Carsten Müller von der CDU warb für einen offenen Diskurs und warnte davor, problematische Lagen mit dem Zentrenkonzept zu schützen. „Das verlängert nur das Leiden und das Vegetieren“, sagte er. Als Beispiele nannte das Ringcenter am Bahnhof, das nicht mehr zeitgemäß sei oder auch halbzerfallene Einzelhandelsflächen an der Berliner Straße. „Wir konservieren mit dem Zentrenkonzept auch so etwas“, warnte er.

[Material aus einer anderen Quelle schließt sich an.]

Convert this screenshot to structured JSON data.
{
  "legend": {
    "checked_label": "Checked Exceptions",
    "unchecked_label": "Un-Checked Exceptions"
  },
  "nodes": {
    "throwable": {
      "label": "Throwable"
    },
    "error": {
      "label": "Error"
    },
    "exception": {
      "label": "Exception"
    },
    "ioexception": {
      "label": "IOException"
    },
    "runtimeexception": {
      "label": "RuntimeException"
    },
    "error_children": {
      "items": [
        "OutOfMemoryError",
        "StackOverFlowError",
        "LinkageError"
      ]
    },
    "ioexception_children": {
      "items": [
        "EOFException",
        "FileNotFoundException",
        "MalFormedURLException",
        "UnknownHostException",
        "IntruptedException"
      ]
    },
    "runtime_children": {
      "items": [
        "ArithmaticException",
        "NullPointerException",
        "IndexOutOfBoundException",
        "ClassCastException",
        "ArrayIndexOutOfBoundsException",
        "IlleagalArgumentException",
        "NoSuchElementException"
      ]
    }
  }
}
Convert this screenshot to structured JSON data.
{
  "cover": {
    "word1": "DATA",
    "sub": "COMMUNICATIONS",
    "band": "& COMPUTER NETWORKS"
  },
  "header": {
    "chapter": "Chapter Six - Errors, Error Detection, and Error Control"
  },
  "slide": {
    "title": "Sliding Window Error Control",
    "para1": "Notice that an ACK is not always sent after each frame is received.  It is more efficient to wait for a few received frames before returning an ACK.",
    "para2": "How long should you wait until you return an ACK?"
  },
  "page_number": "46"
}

Oberbürgermeister Dr. Gert Hoffmann forderte zum Schluss der Debatte Lob vom Handel ein. „Wir sind vorbildlich, was den Schutz der Innenstadt betrifft“, sagte er für sich und seine Verwaltung. „Ich habe viele Gespräche geführt mit Anbietern, zig Angebote abgelehnt, wir haben viele Riesenmärkte verhindert.“ Viel dramatischer als das, was an der Kaserne möglicherweise entstehe, sei die Bedrohung des Handels durch das Internet. Auch die Zukunft der Kaufhäuser betrachte er genau. „Peine und Wolfenbüttel kennen die Probleme mit Leerständen, wenn große Kaufhäuser gehen.“ Der größte und gefährlichste Leerstand sei im Citypoint gewesen und habe beseitigt werden können. „Mein Geschmack ist da nicht wichtig“, sagte er mit Blick auf das deutlich jugendliche Sortiment der Primark-Kette, die dort einzieht, wichtig sei, dass da ein großer Betrieb reingehe.
Das Zentrenkonzept sei eine politische Idee, eine Leitlinie. Der Vorschlag für den neuen Entwicklungsschwerpunkt an der Kaserne richtig. Den höchsten Einwohnerzuwachs gebe es in Rautheim. Und was solle sonst auf dem Gelände der Kaserne entstehen, das seit Jahren brachliege? „Wollen Sie für 100 Jahre ein Bundeswehrmuseum dort?“, fragte er die Gegner des Beschlusses.